Nigerian President Umaru Yar'Adua has yet to fulfill some key campaign promises as he marks his first year in office this week. In recent weeks, doubts have emerged about the president's health after he was hospitalized in Germany. Gilbert da Costa in Abuja reports on a year of struggle for the Nigerian leader.

Umaru Yar'Adua won Nigeria's April 2007 national election by a wide margin. But the legitimacy of his electoral victory was immediately cast into doubt when local and international observers concluded the presidential, legislative and gubernatorial polls were marred by fraud.

Nigeria's Supreme Court is still hearing challenges to President Yar'Adua's election victory last year.

But the issue is just one among a list of problems faced by the new leader.

A year into his presidency, the Nigerian leader is struggling to deliver on a promise to increase the supply of electricity. Nigeria's 140 million people have less electricity now than when he came to power.

The nation's production of crude oil has been cut by at least a fifth since February 2006, when armed rebels protesting against poverty in the oil-producing Niger Delta started blowing up pipelines and production facilities and kidnapping oil workers. The president's pledge to resolve the insurgency within 90 days of his inauguration has not been fulfilled.

Poverty is another problem. Critics say Mr. Yar'Adua has failed to stem endemic poverty. According to the United Nations, 70 percent of Nigerians live on less than two dollars a day, despite exports of billions of dollars worth of oil every year.

Former Vice President Atiku Abubakar, who ran against Mr. Yar'Adua as an opposition candidate in the 2007 ballot, told VOA the Yar'Adua presidency has been a disappointment.
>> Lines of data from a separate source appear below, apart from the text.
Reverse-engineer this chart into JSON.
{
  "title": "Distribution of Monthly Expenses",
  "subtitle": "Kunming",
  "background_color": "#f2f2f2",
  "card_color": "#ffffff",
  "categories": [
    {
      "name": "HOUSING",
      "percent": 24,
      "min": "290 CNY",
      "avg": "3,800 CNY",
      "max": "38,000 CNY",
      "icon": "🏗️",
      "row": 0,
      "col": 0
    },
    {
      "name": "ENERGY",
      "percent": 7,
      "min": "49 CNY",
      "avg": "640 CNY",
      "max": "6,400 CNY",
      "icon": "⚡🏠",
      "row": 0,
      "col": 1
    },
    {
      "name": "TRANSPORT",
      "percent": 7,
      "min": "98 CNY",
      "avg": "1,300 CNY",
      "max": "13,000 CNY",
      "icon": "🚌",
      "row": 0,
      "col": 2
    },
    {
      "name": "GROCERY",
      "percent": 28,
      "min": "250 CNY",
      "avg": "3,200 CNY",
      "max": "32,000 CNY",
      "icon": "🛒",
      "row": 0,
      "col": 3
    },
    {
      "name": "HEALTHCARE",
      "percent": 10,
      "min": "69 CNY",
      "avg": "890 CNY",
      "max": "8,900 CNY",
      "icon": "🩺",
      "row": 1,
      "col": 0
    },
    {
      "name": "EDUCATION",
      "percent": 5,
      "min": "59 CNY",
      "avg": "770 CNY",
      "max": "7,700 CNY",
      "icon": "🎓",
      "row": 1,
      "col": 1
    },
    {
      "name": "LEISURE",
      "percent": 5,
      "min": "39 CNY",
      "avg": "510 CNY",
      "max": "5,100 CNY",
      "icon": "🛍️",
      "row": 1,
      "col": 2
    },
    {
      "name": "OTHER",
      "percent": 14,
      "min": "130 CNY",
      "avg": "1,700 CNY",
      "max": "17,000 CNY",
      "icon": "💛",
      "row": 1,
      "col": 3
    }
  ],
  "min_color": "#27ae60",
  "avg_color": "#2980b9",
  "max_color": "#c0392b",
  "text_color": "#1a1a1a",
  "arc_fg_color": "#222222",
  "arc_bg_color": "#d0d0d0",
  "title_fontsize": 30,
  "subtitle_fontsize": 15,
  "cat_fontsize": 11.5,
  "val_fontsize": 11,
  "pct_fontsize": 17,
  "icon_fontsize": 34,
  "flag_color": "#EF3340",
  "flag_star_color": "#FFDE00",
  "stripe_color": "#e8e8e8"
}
"We are not moving," said Atiku Abubakar. "Nigeria is such a dynamic country, but I am afraid we are not moving. How many months are we today into the administration? I don't think we are moving. I don't know whether they are too slow or they don't even have the ideas. I have always known him [YarAdua] to be single-minded and independent-minded. What I am not sure is whether he was actually ready to be president, or whether he prepared himself to be president."

The president's health became an issue after he was flown to Germany after collapsing during a campaign tour last year. He was hospitalized in Germany again a few weeks ago. The nature of the president's ailment has not been officially disclosed but some reports suggest it could be kidney-related.

Rumors about Mr. Yar'Adua's health have continued despite persistent assurances that the president is in good health and in control of the government.

Since his election the president has kept his promise to reform elections in Nigeria by setting up a special panel to deal with the issue. Abdullahi Jalo, a ranking member of the ruling Peoples Democratic Party, says the president is serious about political reform and addressing other critical national problems

The president now by setting it up [electoral reform panel], what has never happened before, certainly credit goes to him," said Abdullahi Jalo. "Even for you to identify that something is wrong, it is itself a remedy….a good intention to reduce the problem. He has identified that what we are doing in this country, particularly our electoral actions, are bad."

Integrity and respect for the rule of law are two key areas even the president's critics admit he has shown leadership. Mr. Yar'Adua is the first Nigerian president to publish an inventory of his property.

Experts say the critical challenge for Mr. Yar'Adua in the months and years ahead will be how quickly he moves to deliver on those things that Nigerians want to see from the presidency; better roads, better security, and most of all, more electricity.